Not just “a spring”, but many of them, all relatively local up in the northern wilderness. In terms of taste and quality, the water is tested and analyzed, the location of the spring and the water’s mineral content is on the label.
At any rate, I’m describing what works for me in my present situation. It would change the equation considerably, as well as probably the cost, if the water had to be shipped long distances. In that event I’d probably get a good built-in filtration system instead.
Which would weight over 42 pounds. I already have a hernia and I’m not getting any younger!
Let me add, as the OP of this thread, that it was intended as a cautionary note about how plastic containers can leach into the liquid they hold over long periods of time. It was not intended to be yet another interminable debate about bottled water vs tap water or the evils of plastic.
But in terms of recycling, I’ll say that I share the environmental concerns expressed here but as always, those concerns have to balanced against reasonable needs and preferences. The municipality here seems strongly committed to promoting and facilitating recycling, so I can only hope that their actual practice lives up to the ideals they’re promoting. I’ve read their do’s and don’ts related to what can be recycled and I carefully abide by the rules. I can’t do any more than that to ensure responsible recycling.
That the “use of plastic packaging [and other single use applications] is inevitable” should not be assumed; while there are certain things that plastics are particularly useful or nearly irreplaceable, such as melt-blown polypropylene filters and the multitude of single-use medical devices, there is a vast amount of wholly unnecessary plastic packaging and dunnage that ends up as landfill waste (at best) or detritus that liters the landscape and becomes a hazard to wildlife.

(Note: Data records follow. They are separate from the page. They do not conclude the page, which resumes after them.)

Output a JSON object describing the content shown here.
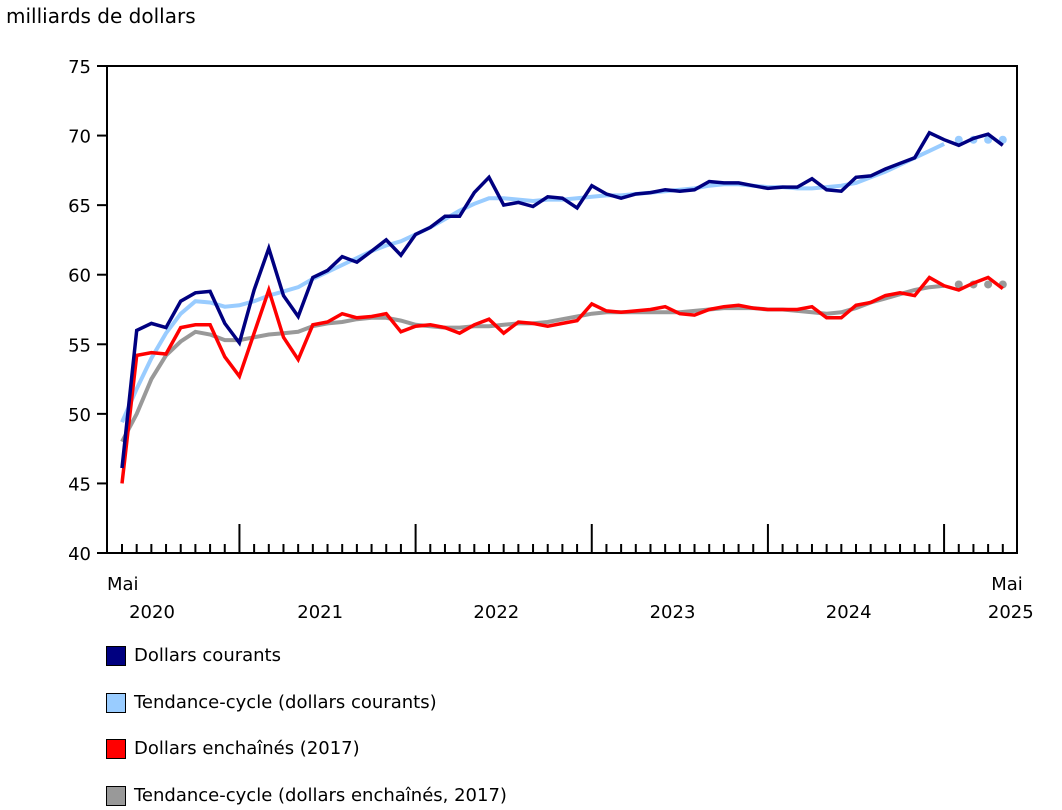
{
  "chart_data": {
    "type": "line",
    "ylabel": "milliards de dollars",
    "ylim": [
      40,
      75
    ],
    "yticks": [
      40,
      45,
      50,
      55,
      60,
      65,
      70,
      75
    ],
    "x_start": "Mai 2020",
    "x_end": "Mai 2025",
    "x_start_month_label": "Mai",
    "x_end_month_label": "Mai",
    "year_labels": [
      "2020",
      "2021",
      "2022",
      "2023",
      "2024",
      "2025"
    ],
    "grid": false,
    "legend_position": "bottom",
    "series": [
      {
        "name": "Dollars courants",
        "color": "#000080",
        "style": "line",
        "values": [
          46.1,
          56.0,
          56.5,
          56.2,
          58.1,
          58.7,
          58.8,
          56.5,
          55.1,
          58.9,
          61.9,
          58.5,
          57.0,
          59.8,
          60.3,
          61.3,
          60.9,
          61.7,
          62.5,
          61.4,
          62.9,
          63.4,
          64.2,
          64.2,
          65.9,
          67.0,
          65.0,
          65.2,
          64.9,
          65.6,
          65.5,
          64.8,
          66.4,
          65.8,
          65.5,
          65.8,
          65.9,
          66.1,
          66.0,
          66.1,
          66.7,
          66.6,
          66.6,
          66.4,
          66.2,
          66.3,
          66.3,
          66.9,
          66.1,
          66.0,
          67.0,
          67.1,
          67.6,
          68.0,
          68.4,
          70.2,
          69.7,
          69.3,
          69.8,
          70.1,
          69.3
        ]
      },
      {
        "name": "Tendance-cycle (dollars courants)",
        "color": "#99CCFF",
        "style": "trend",
        "last_solid_index": 56,
        "values": [
          49.4,
          51.8,
          54.0,
          55.8,
          57.2,
          58.1,
          58.0,
          57.7,
          57.8,
          58.1,
          58.5,
          58.8,
          59.1,
          59.7,
          60.2,
          60.7,
          61.2,
          61.7,
          62.1,
          62.4,
          62.9,
          63.4,
          64.0,
          64.6,
          65.1,
          65.5,
          65.5,
          65.4,
          65.3,
          65.4,
          65.4,
          65.5,
          65.6,
          65.7,
          65.7,
          65.8,
          65.9,
          66.0,
          66.1,
          66.2,
          66.4,
          66.5,
          66.5,
          66.4,
          66.3,
          66.3,
          66.2,
          66.2,
          66.3,
          66.4,
          66.6,
          67.0,
          67.4,
          67.9,
          68.4,
          68.9,
          69.4,
          69.7,
          69.7,
          69.7,
          69.7
        ]
      },
      {
        "name": "Dollars enchaînés (2017)",
        "color": "#FF0000",
        "style": "line",
        "values": [
          45.0,
          54.2,
          54.4,
          54.3,
          56.2,
          56.4,
          56.4,
          54.1,
          52.7,
          55.8,
          58.9,
          55.5,
          53.9,
          56.4,
          56.6,
          57.2,
          56.9,
          57.0,
          57.2,
          55.9,
          56.3,
          56.4,
          56.2,
          55.8,
          56.4,
          56.8,
          55.8,
          56.6,
          56.5,
          56.3,
          56.5,
          56.7,
          57.9,
          57.4,
          57.3,
          57.4,
          57.5,
          57.7,
          57.2,
          57.1,
          57.5,
          57.7,
          57.8,
          57.6,
          57.5,
          57.5,
          57.5,
          57.7,
          56.9,
          56.9,
          57.8,
          58.0,
          58.5,
          58.7,
          58.5,
          59.8,
          59.2,
          58.9,
          59.4,
          59.8,
          59.0
        ]
      },
      {
        "name": "Tendance-cycle (dollars enchaînés, 2017)",
        "color": "#999999",
        "style": "trend",
        "last_solid_index": 56,
        "values": [
          48.0,
          50.0,
          52.5,
          54.2,
          55.2,
          55.9,
          55.7,
          55.3,
          55.3,
          55.5,
          55.7,
          55.8,
          55.9,
          56.3,
          56.5,
          56.6,
          56.8,
          56.9,
          56.9,
          56.7,
          56.4,
          56.3,
          56.2,
          56.2,
          56.3,
          56.3,
          56.4,
          56.5,
          56.5,
          56.6,
          56.8,
          57.0,
          57.2,
          57.3,
          57.3,
          57.3,
          57.3,
          57.3,
          57.3,
          57.4,
          57.5,
          57.6,
          57.6,
          57.6,
          57.5,
          57.5,
          57.4,
          57.3,
          57.2,
          57.3,
          57.6,
          58.0,
          58.3,
          58.6,
          58.9,
          59.1,
          59.2,
          59.3,
          59.3,
          59.3,
          59.3
        ]
      }
    ]
  }
}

And just to make this completely clear, there is no “more effective recycling” of most plastics, something that is well understood by polymer science engineers and is not amenable to hypothetical advances in recycling technology. Even PET and HDPE plastics (the “Resin Identification Code” 1 and 2 plastics that recyclers will accept) can at most be “recycled” once or twice into inferior quality plastic before being discarded, and this is even assuming that it makes it to a recycling plant and isn’t rejected for being too contaminated to process. All of the other RIC polymers (LDPE, PVC, polypropylene, polystyrene, and all of the textiles, surface coatings, et cetera) are not cost effective and often not even possible to recover for recycling.

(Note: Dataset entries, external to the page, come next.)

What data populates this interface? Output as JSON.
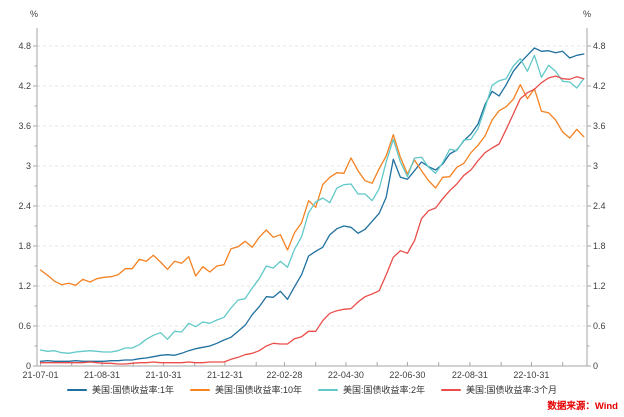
{
  "chart_data": {
    "type": "line",
    "title": "",
    "y_unit": "%",
    "ylim": [
      0,
      4.8
    ],
    "grid": "dashed-horizontal-major",
    "legend_position": "bottom",
    "axis_color": "#a6a6a6",
    "grid_color": "#e4e4e4",
    "label_color": "#404040",
    "y_ticks": [
      {
        "v": 4.8,
        "label": "4.8"
      },
      {
        "v": 4.2,
        "label": "4.2"
      },
      {
        "v": 3.6,
        "label": "3.6"
      },
      {
        "v": 3.0,
        "label": "3"
      },
      {
        "v": 2.4,
        "label": "2.4"
      },
      {
        "v": 1.8,
        "label": "1.8"
      },
      {
        "v": 1.2,
        "label": "1.2"
      },
      {
        "v": 0.6,
        "label": "0.6"
      },
      {
        "v": 0.0,
        "label": "0"
      }
    ],
    "x_ticks": [
      {
        "day": 0,
        "label": "21-07-01"
      },
      {
        "day": 61,
        "label": "21-08-31"
      },
      {
        "day": 122,
        "label": "21-10-31"
      },
      {
        "day": 183,
        "label": "21-12-31"
      },
      {
        "day": 242,
        "label": "22-02-28"
      },
      {
        "day": 303,
        "label": "22-04-30"
      },
      {
        "day": 364,
        "label": "22-06-30"
      },
      {
        "day": 426,
        "label": "22-08-31"
      },
      {
        "day": 487,
        "label": "22-10-31"
      }
    ],
    "x_minor_tick_days": [
      31,
      92,
      153,
      214,
      273,
      334,
      395,
      457,
      518
    ],
    "x_days": [
      0,
      7,
      14,
      21,
      28,
      35,
      42,
      49,
      56,
      63,
      70,
      77,
      84,
      91,
      98,
      105,
      112,
      119,
      126,
      133,
      140,
      147,
      154,
      161,
      168,
      175,
      182,
      189,
      196,
      203,
      210,
      217,
      224,
      231,
      238,
      245,
      252,
      259,
      266,
      273,
      280,
      287,
      294,
      301,
      308,
      315,
      322,
      329,
      336,
      343,
      350,
      357,
      364,
      371,
      378,
      385,
      392,
      399,
      406,
      413,
      420,
      427,
      434,
      441,
      448,
      455,
      462,
      469,
      476,
      483,
      490,
      497,
      504,
      511,
      518,
      525,
      532,
      539
    ],
    "series": [
      {
        "name": "美国:国债收益率:1年",
        "color": "#20709f",
        "values": [
          0.07,
          0.08,
          0.07,
          0.07,
          0.07,
          0.08,
          0.07,
          0.07,
          0.07,
          0.07,
          0.08,
          0.08,
          0.09,
          0.09,
          0.11,
          0.12,
          0.14,
          0.16,
          0.17,
          0.16,
          0.19,
          0.23,
          0.26,
          0.28,
          0.3,
          0.34,
          0.39,
          0.43,
          0.52,
          0.61,
          0.77,
          0.89,
          1.04,
          1.03,
          1.12,
          1.0,
          1.19,
          1.37,
          1.65,
          1.72,
          1.78,
          1.97,
          2.06,
          2.1,
          2.08,
          1.99,
          2.05,
          2.17,
          2.29,
          2.53,
          3.1,
          2.83,
          2.8,
          2.93,
          3.06,
          2.99,
          2.94,
          3.03,
          3.18,
          3.24,
          3.38,
          3.48,
          3.63,
          3.92,
          4.12,
          4.05,
          4.22,
          4.42,
          4.55,
          4.66,
          4.77,
          4.72,
          4.73,
          4.7,
          4.72,
          4.62,
          4.66,
          4.68
        ]
      },
      {
        "name": "美国:国债收益率:10年",
        "color": "#f48222",
        "values": [
          1.44,
          1.36,
          1.27,
          1.22,
          1.24,
          1.21,
          1.3,
          1.26,
          1.31,
          1.33,
          1.34,
          1.37,
          1.46,
          1.46,
          1.6,
          1.57,
          1.66,
          1.56,
          1.45,
          1.57,
          1.54,
          1.64,
          1.35,
          1.49,
          1.41,
          1.5,
          1.52,
          1.76,
          1.79,
          1.87,
          1.78,
          1.93,
          2.04,
          1.93,
          1.97,
          1.74,
          2.0,
          2.15,
          2.48,
          2.38,
          2.72,
          2.83,
          2.9,
          2.89,
          3.12,
          2.93,
          2.78,
          2.74,
          2.96,
          3.15,
          3.47,
          3.13,
          2.88,
          3.09,
          2.93,
          2.78,
          2.67,
          2.83,
          2.84,
          2.98,
          3.04,
          3.2,
          3.31,
          3.45,
          3.69,
          3.83,
          3.89,
          4.0,
          4.22,
          4.01,
          4.16,
          3.82,
          3.8,
          3.69,
          3.51,
          3.42,
          3.55,
          3.44
        ]
      },
      {
        "name": "美国:国债收益率:2年",
        "color": "#62c8c8",
        "values": [
          0.24,
          0.22,
          0.23,
          0.2,
          0.19,
          0.21,
          0.22,
          0.23,
          0.22,
          0.21,
          0.21,
          0.23,
          0.27,
          0.27,
          0.32,
          0.4,
          0.46,
          0.5,
          0.4,
          0.52,
          0.51,
          0.64,
          0.59,
          0.66,
          0.64,
          0.69,
          0.73,
          0.87,
          0.99,
          1.01,
          1.17,
          1.31,
          1.5,
          1.47,
          1.57,
          1.48,
          1.75,
          1.94,
          2.3,
          2.46,
          2.52,
          2.45,
          2.67,
          2.72,
          2.73,
          2.58,
          2.58,
          2.48,
          2.66,
          3.06,
          3.4,
          3.06,
          2.84,
          3.12,
          3.13,
          2.98,
          2.89,
          3.05,
          3.25,
          3.23,
          3.39,
          3.4,
          3.56,
          3.87,
          4.21,
          4.28,
          4.31,
          4.5,
          4.61,
          4.42,
          4.66,
          4.33,
          4.51,
          4.42,
          4.27,
          4.26,
          4.17,
          4.31
        ]
      },
      {
        "name": "美国:国债收益率:3个月",
        "color": "#ea4d4a",
        "values": [
          0.05,
          0.05,
          0.05,
          0.05,
          0.05,
          0.05,
          0.05,
          0.06,
          0.05,
          0.04,
          0.04,
          0.03,
          0.03,
          0.04,
          0.05,
          0.05,
          0.06,
          0.05,
          0.05,
          0.05,
          0.05,
          0.06,
          0.05,
          0.05,
          0.06,
          0.06,
          0.06,
          0.1,
          0.13,
          0.17,
          0.19,
          0.23,
          0.3,
          0.34,
          0.33,
          0.33,
          0.41,
          0.44,
          0.52,
          0.52,
          0.68,
          0.79,
          0.83,
          0.85,
          0.86,
          0.96,
          1.04,
          1.08,
          1.13,
          1.37,
          1.63,
          1.73,
          1.69,
          1.88,
          2.21,
          2.33,
          2.37,
          2.51,
          2.63,
          2.73,
          2.86,
          2.94,
          3.08,
          3.2,
          3.27,
          3.33,
          3.55,
          3.78,
          4.01,
          4.1,
          4.15,
          4.25,
          4.32,
          4.35,
          4.31,
          4.3,
          4.34,
          4.31
        ]
      }
    ]
  },
  "source": {
    "text": "数据来源：Wind",
    "color": "#e60000"
  }
}
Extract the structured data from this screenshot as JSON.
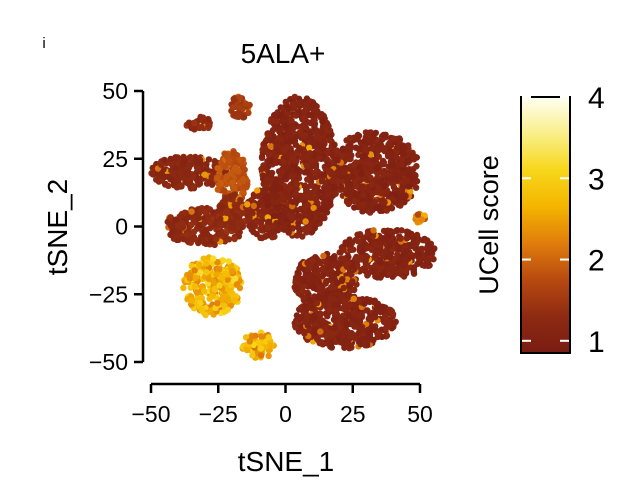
{
  "chart_data": {
    "type": "scatter",
    "title": "5ALA+",
    "xlabel": "tSNE_1",
    "ylabel": "tSNE_2",
    "xlim": [
      -53,
      57
    ],
    "ylim": [
      -55,
      52
    ],
    "xticks": [
      -50,
      -25,
      0,
      25,
      50
    ],
    "yticks": [
      -50,
      -25,
      0,
      25,
      50
    ],
    "x_tick_labels": [
      "−50",
      "−25",
      "0",
      "25",
      "50"
    ],
    "y_tick_labels": [
      "−50",
      "−25",
      "0",
      "25",
      "50"
    ],
    "grid": false,
    "legend": "right",
    "colorbar": {
      "label": "UCell score",
      "min": 0.85,
      "max": 4.0,
      "ticks": [
        1,
        2,
        3,
        4
      ],
      "tick_labels": [
        "1",
        "2",
        "3",
        "4"
      ],
      "colors": [
        "#7a1c12",
        "#8e2a12",
        "#b84a10",
        "#e07d0c",
        "#f4b400",
        "#f7d71a",
        "#f9ef8a",
        "#fffff2"
      ]
    },
    "clusters": [
      {
        "cx": -32,
        "cy": 38,
        "rx": 5,
        "ry": 2.5,
        "score": 1.3
      },
      {
        "cx": -17,
        "cy": 44,
        "rx": 4,
        "ry": 4,
        "score": 1.5
      },
      {
        "cx": -36,
        "cy": 20,
        "rx": 14,
        "ry": 6,
        "score": 1.2
      },
      {
        "cx": -20,
        "cy": 18,
        "rx": 6,
        "ry": 10,
        "score": 1.8
      },
      {
        "cx": -30,
        "cy": 0,
        "rx": 15,
        "ry": 7,
        "score": 1.25
      },
      {
        "cx": -20,
        "cy": 5,
        "rx": 6,
        "ry": 7,
        "score": 1.3
      },
      {
        "cx": -6,
        "cy": 5,
        "rx": 9,
        "ry": 10,
        "score": 1.15
      },
      {
        "cx": 5,
        "cy": 22,
        "rx": 14,
        "ry": 26,
        "score": 1.1
      },
      {
        "cx": 33,
        "cy": 20,
        "rx": 17,
        "ry": 15,
        "score": 1.1
      },
      {
        "cx": 38,
        "cy": -10,
        "rx": 18,
        "ry": 9,
        "score": 1.1
      },
      {
        "cx": 15,
        "cy": -20,
        "rx": 12,
        "ry": 10,
        "score": 1.1
      },
      {
        "cx": 22,
        "cy": -35,
        "rx": 19,
        "ry": 10,
        "score": 1.1
      },
      {
        "cx": -27,
        "cy": -22,
        "rx": 11,
        "ry": 11,
        "score": 2.7
      },
      {
        "cx": -10,
        "cy": -44,
        "rx": 6,
        "ry": 5,
        "score": 2.6
      },
      {
        "cx": 50,
        "cy": 3,
        "rx": 2,
        "ry": 2,
        "score": 2.2
      }
    ]
  },
  "corner_mark": "i"
}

The PET water bottles that you may dutifully place in a recycling bin are almost certainly going into a landfill, or shredded (producing microplastic fragments that will inevitably make it out into the environment), or will be burned to produce a paltry amount of energy for the amount of carbon dioxide produced. For some plastics such as PVC, the byproducts of combustion are so toxic that the only real option for disposal is to landfill them, again hopefully in a reservoir with an impermeable bottom.

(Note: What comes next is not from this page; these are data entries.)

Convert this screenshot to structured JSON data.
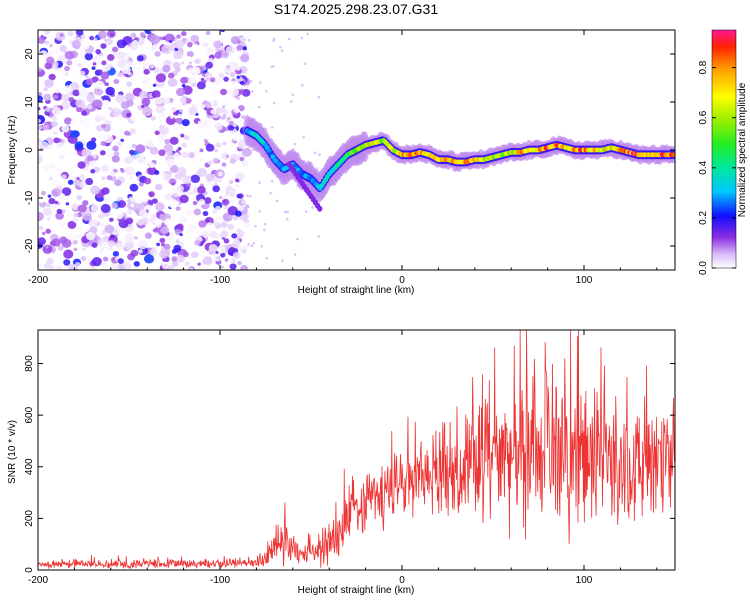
{
  "title": "S174.2025.298.23.07.G31",
  "colors": {
    "snr_line": "#ee3333",
    "axis": "#000000",
    "background": "#ffffff"
  },
  "chart_data": [
    {
      "type": "heatmap",
      "name": "spectrogram",
      "xlabel": "Height of straight line (km)",
      "ylabel": "Frequency (Hz)",
      "xlim": [
        -200,
        150
      ],
      "ylim": [
        -25,
        25
      ],
      "x_ticks": [
        -200,
        -100,
        0,
        100
      ],
      "y_ticks": [
        -20,
        -10,
        0,
        10,
        20
      ],
      "colorbar": {
        "label": "Normalized spectral amplitude",
        "range": [
          0,
          0.95
        ],
        "ticks": [
          "0.0",
          "0.2",
          "0.4",
          "0.6",
          "0.8"
        ],
        "tick_values": [
          0.0,
          0.2,
          0.4,
          0.6,
          0.8
        ]
      },
      "noise_region": {
        "x_range": [
          -200,
          -85
        ],
        "y_range": [
          -25,
          25
        ],
        "amplitude": 0.12
      },
      "ridge": {
        "x": [
          -85,
          -80,
          -75,
          -70,
          -65,
          -60,
          -55,
          -50,
          -45,
          -40,
          -35,
          -30,
          -25,
          -20,
          -15,
          -10,
          -5,
          0,
          5,
          10,
          15,
          20,
          25,
          30,
          35,
          40,
          45,
          50,
          55,
          60,
          65,
          70,
          75,
          80,
          85,
          90,
          95,
          100,
          105,
          110,
          115,
          120,
          125,
          130,
          135,
          140,
          145,
          150
        ],
        "freq": [
          4,
          3,
          1,
          -2,
          -4,
          -3,
          -5,
          -6,
          -8,
          -5,
          -3,
          -1,
          0,
          1,
          1.5,
          2,
          0,
          -1,
          -1,
          -0.5,
          -1,
          -2,
          -2,
          -2.5,
          -2.5,
          -2,
          -2,
          -1.5,
          -1,
          -0.5,
          -0.5,
          0,
          0,
          0.5,
          1,
          0.5,
          0,
          0,
          0,
          0,
          0.5,
          0,
          -0.5,
          -1,
          -1,
          -1,
          -1,
          -1
        ],
        "amp": [
          0.3,
          0.4,
          0.35,
          0.3,
          0.3,
          0.3,
          0.3,
          0.3,
          0.35,
          0.4,
          0.45,
          0.5,
          0.6,
          0.7,
          0.75,
          0.6,
          0.7,
          0.8,
          0.9,
          0.8,
          0.85,
          0.9,
          0.8,
          0.85,
          0.9,
          0.8,
          0.7,
          0.7,
          0.6,
          0.7,
          0.8,
          0.9,
          0.8,
          0.9,
          0.9,
          0.8,
          0.9,
          0.9,
          0.8,
          0.8,
          0.7,
          0.8,
          0.9,
          0.9,
          0.8,
          0.9,
          0.9,
          0.9
        ]
      }
    },
    {
      "type": "line",
      "name": "snr",
      "xlabel": "Height of straight line (km)",
      "ylabel": "SNR (10 * v/v)",
      "xlim": [
        -200,
        150
      ],
      "ylim": [
        0,
        930
      ],
      "x_ticks": [
        -200,
        -100,
        0,
        100
      ],
      "y_ticks": [
        0,
        200,
        400,
        600,
        800
      ],
      "x": [
        -200,
        -180,
        -160,
        -140,
        -120,
        -100,
        -80,
        -75,
        -70,
        -65,
        -60,
        -55,
        -50,
        -45,
        -40,
        -35,
        -30,
        -25,
        -20,
        -15,
        -10,
        -5,
        0,
        10,
        20,
        30,
        40,
        50,
        60,
        70,
        80,
        90,
        100,
        110,
        120,
        130,
        140,
        150
      ],
      "y": [
        20,
        25,
        22,
        25,
        22,
        25,
        30,
        40,
        80,
        120,
        90,
        60,
        50,
        70,
        100,
        140,
        200,
        250,
        280,
        280,
        290,
        320,
        330,
        360,
        380,
        400,
        410,
        430,
        450,
        440,
        450,
        430,
        430,
        420,
        410,
        410,
        400,
        400
      ],
      "spread": [
        15,
        15,
        15,
        15,
        15,
        15,
        20,
        30,
        60,
        90,
        70,
        40,
        40,
        50,
        80,
        100,
        120,
        120,
        130,
        120,
        120,
        130,
        130,
        140,
        150,
        170,
        200,
        230,
        260,
        270,
        270,
        270,
        260,
        240,
        230,
        220,
        200,
        190
      ]
    }
  ]
}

Under what kind of conditions were they stored? Does your attic get very hot, or cold?
Me, I “recycle” any plastic jugs by taking them to a local shop that sells birdseed and other similar supplies. I even have a neighbor who has two toddlers, and they drop off their juice and milk jugs at my place when they found out what I was doing.
So go to your average gravel pit. Look for a medium colored, brownish gray rock that’s fractured, splintery and powdery. Pick that up. Put it in your mouth and suck on that for about 30 minutes. That’s Santa Barbara water.
When I was a child in San Diego, our tap water was so bad that we had bottled water—delivered, in large glass bottles which we kept in the fridge. That was wonderful. They switched to plastic bottles sometime in the 1980s and that was less good.
Is there any reason why water could not be sold in resuable, recyclable glass? I imagine the preference for plastic is more about weight and breakage and cost of collecting empties than taste or cost of production.